Pension agency reports deficit
Red ink hits record $11.2 billion, puts programs in peril
WASHINGTON The Pension Benefit Guaranty Corp., which protects the private retirement plans of more than 44 million workers, said Thursday its deficit hit a record $11.2 billion in fiscal 2003.
The deficit, more than triple the $3.6 billion in the previous year, "puts at risk the agency's ability to continue to protect pensions in the future," Executive Director Steven Kandarian said in a statement.
In recent years, the PBGC has had to absorb the pension obligations of scores of companies, including major steel makers and airlines, that have filed for bankruptcy. Last year, the number of people owed or receiving guaranteed benefits rose to 934,000 from 783,000.

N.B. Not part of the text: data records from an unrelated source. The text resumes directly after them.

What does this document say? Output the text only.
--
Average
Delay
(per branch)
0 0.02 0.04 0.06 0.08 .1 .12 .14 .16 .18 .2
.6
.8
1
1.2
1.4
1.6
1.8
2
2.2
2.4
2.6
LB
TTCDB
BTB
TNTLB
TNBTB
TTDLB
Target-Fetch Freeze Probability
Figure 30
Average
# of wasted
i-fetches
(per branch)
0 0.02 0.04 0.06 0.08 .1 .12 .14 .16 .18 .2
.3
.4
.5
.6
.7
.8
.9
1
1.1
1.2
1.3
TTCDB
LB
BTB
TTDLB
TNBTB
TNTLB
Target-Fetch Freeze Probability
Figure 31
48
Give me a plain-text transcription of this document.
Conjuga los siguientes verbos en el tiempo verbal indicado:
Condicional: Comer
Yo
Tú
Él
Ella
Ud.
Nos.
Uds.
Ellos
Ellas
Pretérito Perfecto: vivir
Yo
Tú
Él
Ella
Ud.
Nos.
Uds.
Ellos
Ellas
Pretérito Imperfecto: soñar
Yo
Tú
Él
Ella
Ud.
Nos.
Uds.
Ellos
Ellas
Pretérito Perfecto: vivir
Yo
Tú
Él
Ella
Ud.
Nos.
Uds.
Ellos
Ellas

Last year, the General Accounting Office, a congressional watchdog agency, said the burdens are growing so quickly that "the program's long-term financial viability is in doubt."
At a House hearing last fall, Kandarian warned that "if companies do not fund the pension promises they make, someone else will have to pay either workers in the form of reduced benefits, other companies in the form of higher PBGC premiums, or taxpayers in the form of a PBGC bailout."
The PBGC is funded privately with the insurance premiums paid by companies sponsoring pension plans. While it has enough cash to make benefit payments for the pension plans it already has taken over, its long-term prospects are dimming as obligations grow.
The agency's precarious financial position recalls the savings and loan crisis. Between 1986 and 1995, 1,043 thrifts failed, overwhelming the resources of the Federal Savings and Loan Insurance Corp. By 1999, taxpayers had shelled out roughly $124 billion to back up commitments made to insured depositors at bankrupt institutions.
In the private pension system, employers must set aside money that can be invested to keep pace with pension obligations. During the 1990s, when the stock market was shooting up, pension funds grew rapidly.
Over the past three years, corporate pension funds have been battered by stock market losses, lower corporate earnings, an increase in retirees, and low interest rates that reduced fund earnings and forced them to make larger cash contributions.
The PBGC has estimated the pension system is underfunded by more than $350 billion. For the past year, Congress has been considering making changes to the system. Last year, the House approved a bill that would correct a quirk in how the government calculates pension requirements.